As Joey Barton held an impromptu press conference in the corridor along from his manager’s office inside Bristol Rovers’ West Stand well over an hour on from securing the most surreal of final-day promotions, the sound of Ain’t No Stoppin’ Us Now thumping through the home dressing room walls, it was time to try to make sense of an absurd afternoon.
Perhaps Wael al-Qadi, Rovers’ Jordanian owner, put it best as he headed down the tunnel to join the party. “I have just witnessed a footballing miracle.” He had watched his team overhaul Northampton on goals scored to move into the division’s top three for first time this season with minutes of the campaign to spare.
Barton spent Monday climbing Snowdon with his son but this late dash into League One comfortably superseded that achievement. He recently conceded he looked like a lunatic after a GIF emerged of him declaring Rovers would get promoted after they lost 4-1 at Exeter in August. A month later they hovered a place above the relegation zone and on New Year’s Day, they were 17th.
“I think I’ll remember my first promotion as a coach, especially given the fact I had two mad court cases in the middle of it, I had to get a CEO fired out of a cannon, a director of football fired out of a cannon, plus about 15 people who were impersonating footballers,” Barton said. “It’s something I’ll remember when I’m in my rocking chair.”
With 83 minutes gone, the public address announcer had politely requested for supporters to stay off the pitch. Perhaps he had a premonition. Two minutes later Rovers had put a seventh goal past an already relegated Scunthorpe to leapfrog Northampton, whose 3-1 victory at Barrow was ultimately insufficient, and into the final automatic League Two promotion place. Home fans emptied from the Thatchers terrace to mob the goalscorer, Elliot Anderson, a revelation since joining on loan from Newcastle in January and the hosts’ creator-in-chief on a simply unforgettable afternoon. Crates of cider were carried into the home dressing room, where al-Qadi ended up on the shoulders of the Rovers academy graduate, Alfie Kilgour. More supplies were required by 7.30pm.

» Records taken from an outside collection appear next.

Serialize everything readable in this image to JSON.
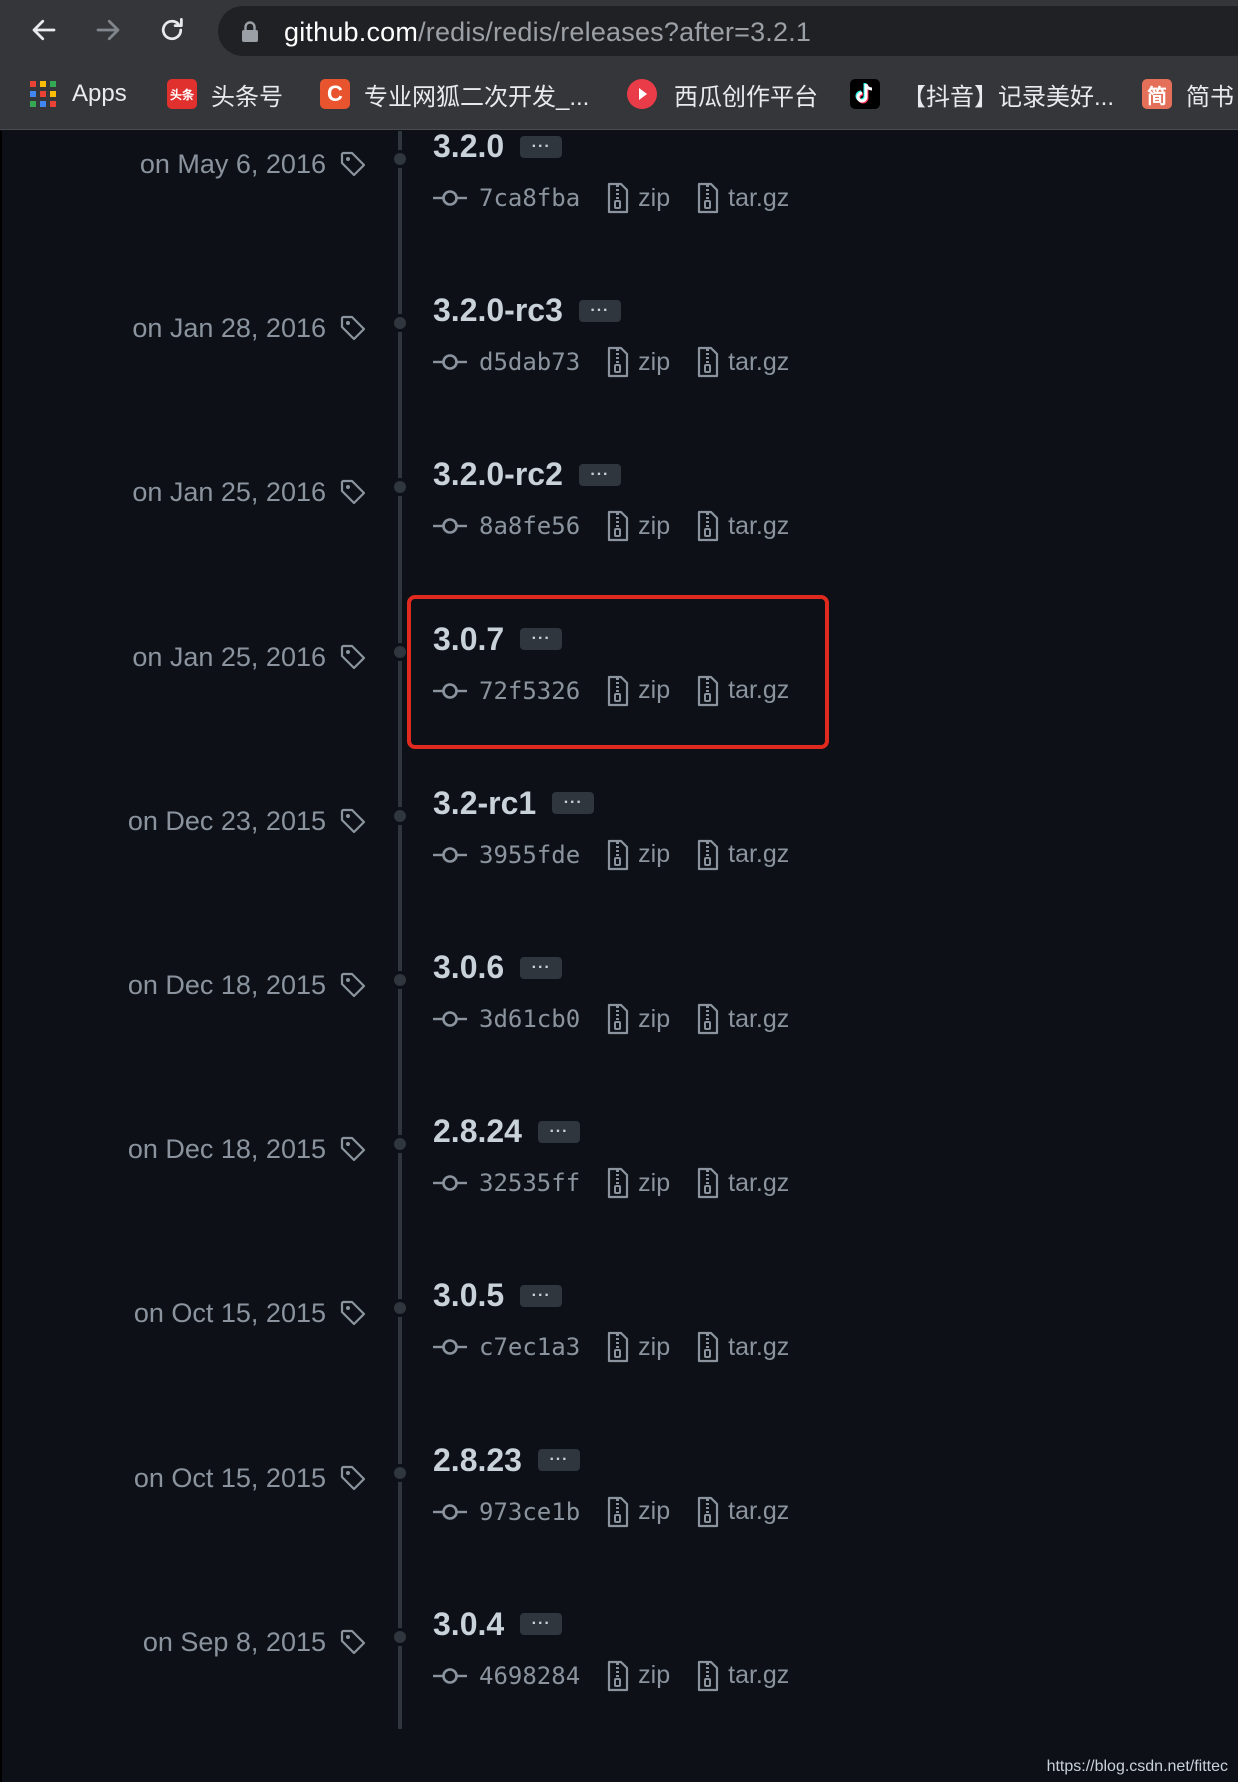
{
  "browser": {
    "url_host": "github.com",
    "url_path": "/redis/redis/releases?after=3.2.1",
    "bookmarks": [
      {
        "label": "Apps",
        "icon": "apps-grid-icon"
      },
      {
        "label": "头条号",
        "icon": "toutiao-icon",
        "icon_text": "头条",
        "color": "#e0312e"
      },
      {
        "label": "专业网狐二次开发_...",
        "icon": "csdn-c-icon",
        "icon_text": "C",
        "color": "#e8542d"
      },
      {
        "label": "西瓜创作平台",
        "icon": "xigua-icon",
        "color": "#ea3c48"
      },
      {
        "label": "【抖音】记录美好...",
        "icon": "douyin-icon",
        "color": "#000000"
      },
      {
        "label": "简书",
        "icon": "jianshu-icon",
        "icon_text": "简",
        "color": "#e5705a"
      }
    ]
  },
  "releases": [
    {
      "date": "on May 6, 2016",
      "version": "3.2.0",
      "sha": "7ca8fba"
    },
    {
      "date": "on Jan 28, 2016",
      "version": "3.2.0-rc3",
      "sha": "d5dab73"
    },
    {
      "date": "on Jan 25, 2016",
      "version": "3.2.0-rc2",
      "sha": "8a8fe56"
    },
    {
      "date": "on Jan 25, 2016",
      "version": "3.0.7",
      "sha": "72f5326"
    },
    {
      "date": "on Dec 23, 2015",
      "version": "3.2-rc1",
      "sha": "3955fde"
    },
    {
      "date": "on Dec 18, 2015",
      "version": "3.0.6",
      "sha": "3d61cb0"
    },
    {
      "date": "on Dec 18, 2015",
      "version": "2.8.24",
      "sha": "32535ff"
    },
    {
      "date": "on Oct 15, 2015",
      "version": "3.0.5",
      "sha": "c7ec1a3"
    },
    {
      "date": "on Oct 15, 2015",
      "version": "2.8.23",
      "sha": "973ce1b"
    },
    {
      "date": "on Sep 8, 2015",
      "version": "3.0.4",
      "sha": "4698284"
    }
  ],
  "assets": {
    "zip": "zip",
    "targz": "tar.gz"
  },
  "more_button": "···",
  "watermark": "https://blog.csdn.net/fittec",
  "colors": {
    "highlight": "#e0291f",
    "background": "#0d1117"
  }
}
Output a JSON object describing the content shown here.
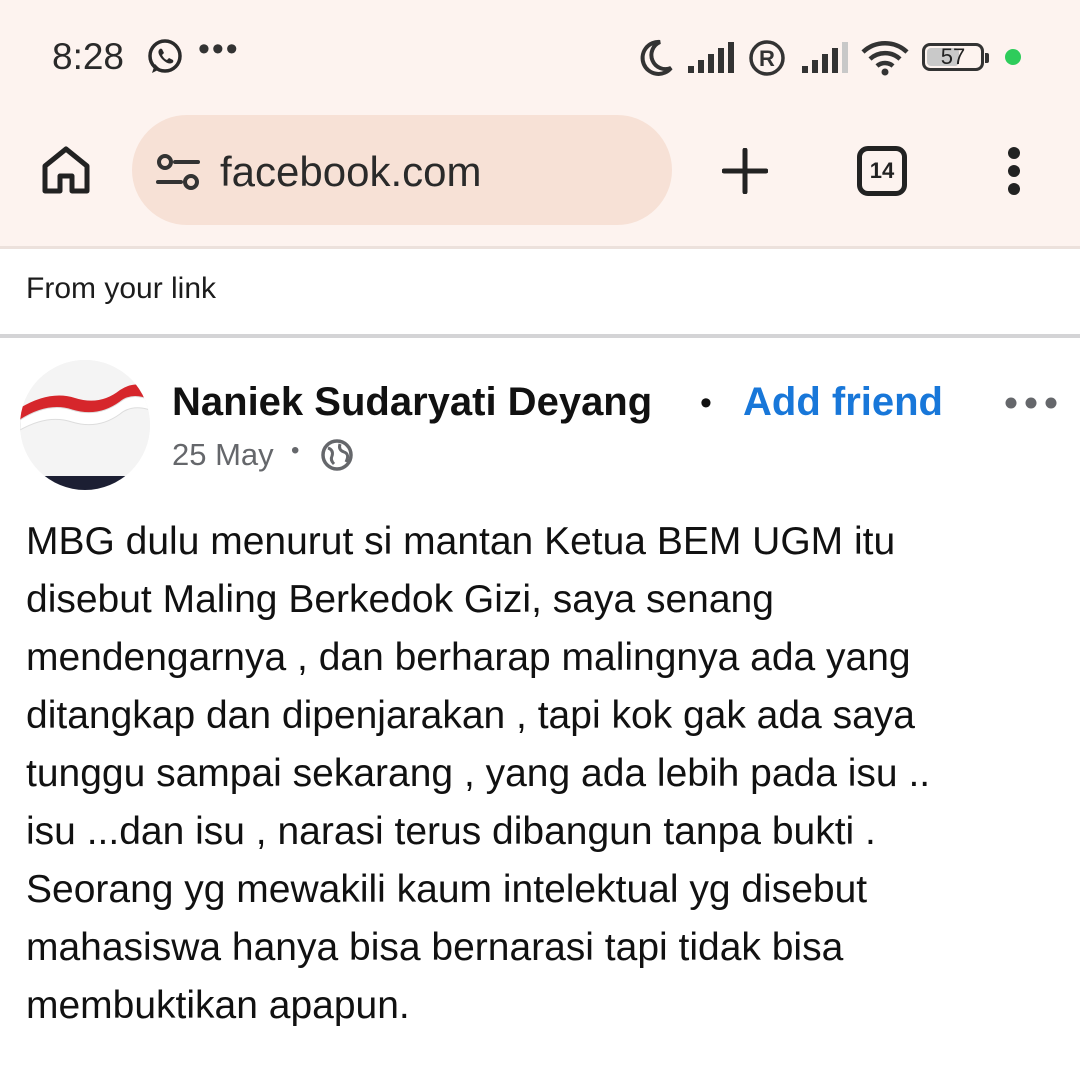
{
  "status_bar": {
    "time": "8:28",
    "battery_percent": "57",
    "battery_level": 0.57,
    "icons": [
      "whatsapp-icon",
      "moon-icon",
      "signal-icon",
      "roaming-icon",
      "signal-icon",
      "wifi-icon",
      "battery-icon"
    ],
    "indicator_color": "#2ecc5b"
  },
  "browser": {
    "url": "facebook.com",
    "tab_count": "14",
    "toolbar_bg": "#fdf3ef",
    "url_bar_bg": "#f7e1d6"
  },
  "banner": {
    "text": "From your link"
  },
  "post": {
    "author": "Naniek Sudaryati Deyang",
    "separator": "•",
    "add_friend_label": "Add friend",
    "date": "25 May",
    "date_separator": "•",
    "audience_icon": "globe-icon",
    "body": "MBG dulu menurut si mantan Ketua BEM UGM itu\ndisebut Maling Berkedok Gizi, saya senang\nmendengarnya , dan berharap malingnya ada yang\nditangkap dan dipenjarakan , tapi kok gak ada saya\ntunggu sampai sekarang , yang ada lebih pada isu ..\nisu ...dan isu , narasi terus dibangun  tanpa bukti .\nSeorang yg mewakili kaum intelektual yg disebut\nmahasiswa hanya bisa bernarasi tapi tidak bisa\nmembuktikan apapun.",
    "accent_color": "#1877d9"
  }
}
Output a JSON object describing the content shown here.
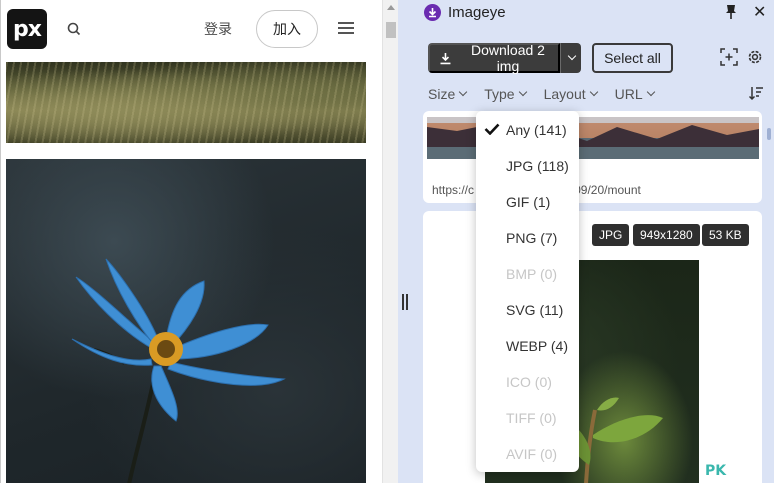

After the pitch invasion the referee, Charles Breakspear, ordered both teams off the pitch and al-Qadi walked out to plead with fans to stay in the stands for the remaining four minutes plus stoppage time. Barton then took to the microphone, telling supporters the game was at risk of being abandoned if they returned to the field a second time. “Please stay off the pitch,” he said. As the final whistle blew, another pitch invasion for the Football Association to stew over ensued. A blue haze descended as fans hoisted Barton aloft.
At the start of the day fourth-placed Rovers were one of five teams with a chance of nabbing third, but they required a five-goal swing in their favour. Their superior goals scored (70 to 61) ultimately paid dividends. Asked at which point in the day he felt promotion was on, Barton replied: “Before kick-off. I was going to tweet at 2.59pm that we’d get it done, that’s how confident I was.”
He promised to go for the jugular and stuck to his word, removing the stabilisers by playing two centre-backs, wing-backs and in effect a rush goalkeeper. The 38-year-old Glenn Whelan, with whom Barton played for Everton’s Under-15s, cleverly policed things at the base of midfield.
An own goal by Scunthorpe’s teenage debutant, Oliver Lobley, and a header by Connor Taylor ensured Rovers were on the right path after 22 minutes but the floodgates did not open until Aaron Collins scored the first of his two goals on 53 minutes, potting a shot into the far corner. The goals flowed from there. Anthony Evans drove in on the hour and then scored a fine free-kick with 14 minutes left. “We want 10,” the fans chanted. Collins made it six before Anderson headed to seal a wild finale.
When Barton eventually re-emerged from the tunnel he echoed Jürgen Klopp by punching the air three times in front of those left on the home terrace. “He [Barton] is a football genius and this is just the beginning with him,” al-Qadi said. “To have the threat of the game being abandoned after working so hard to get there, we had to let everybody know what was at stake and I think we did that. All’s well that ends well. I think Gloucester Road is calling my name.”